The beginning of my solo journey to the finish just after the Double O bottle exchange. Photo from Skinny Ski
My legs and arms remained on the verge of cramping for the last 30k of the race, which I skied alone, unable to respond as pairs of skiers glided past me and disappeared into the winding trails.
Do not skimp on your fuel - it could very well be the end of you.
Mentality is as important as fitness:
Once I became disconnected from the lead group, I skied pretty much alone for the remaining 30k to the finish. Equally as hard as the cramping and the fatigue in my legs was the sole company of my thoughts, which at their lowest points, were not the kindest. I would be lying if I said it never crossed my mind to just stop skiing and find a ride to the finish.
But I’ve never dropped out of a race before, and I sure wasn’t going to start now.
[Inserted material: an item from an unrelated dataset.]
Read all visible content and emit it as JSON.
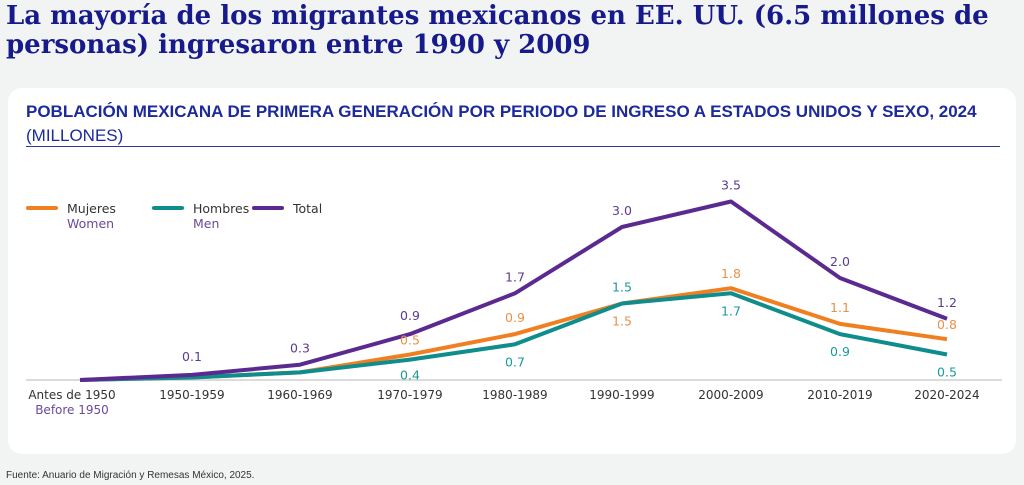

A few things helped me to overcome these low points in the race. First, I tried to implement some of the mental strategies I have used in the past, including positive self talk. More than once I said out loud “I can do this” or “you are tough.” It felt ridiculous, but it worked.
I would also pick out a tree, or a bend in the trail and say, “you just have to make it there” and then once I got there I would pick another spot further ahead. Eventually that spot was the international bridge, and then the finish line.
The face says it all - I was so relieved to have made it to the finish in one piece (mostly). Photo from American Birkibeiner Association
You may not be able to completely control how your body feels physically during a race, but you have much more control over your mentality, and it can be a powerful tool in helping get you through a tough race.
The skiing community is amazing:
It’s pretty easy to scoff at the hype around “Birkie Fever” if you have never experienced it, but I was amazed by the sense of community both during and after the race. As I skied my way through the woods, I was encouraged by the many people lining the trails at aid stations, by fellow competitors urging me to catch a ride in their slipstream and willing me to be able to do it. Even though in most cases I was too bonked to match their pace, their belief that I could and their willingness to help me along was motivating in itself and shows the sportsmanship inherent in our sport.
After the race, I got a text from my dad saying congratulations on my race; I may have fallen short of my personal result goal, but I had officially achieved the best Birkie finish in the family (although he still has the faster time). I ended up spending some time scrolling through results from three decades ago, recognizing so many names of people I grew up around (local legends) or parents of kids I grew up skiing with. The continuity between generations was inspiring and it made me feel that, although my goals were competitive, I had participated in something much larger than just a ski race.
If I left the Birkie with anything more than just sore legs, it was a renewed sense that the ski community is a pretty special group and that more likely than not, I’ll be back for more.
My teammate Margie and I at the finish, trying not to look as tired as we feel.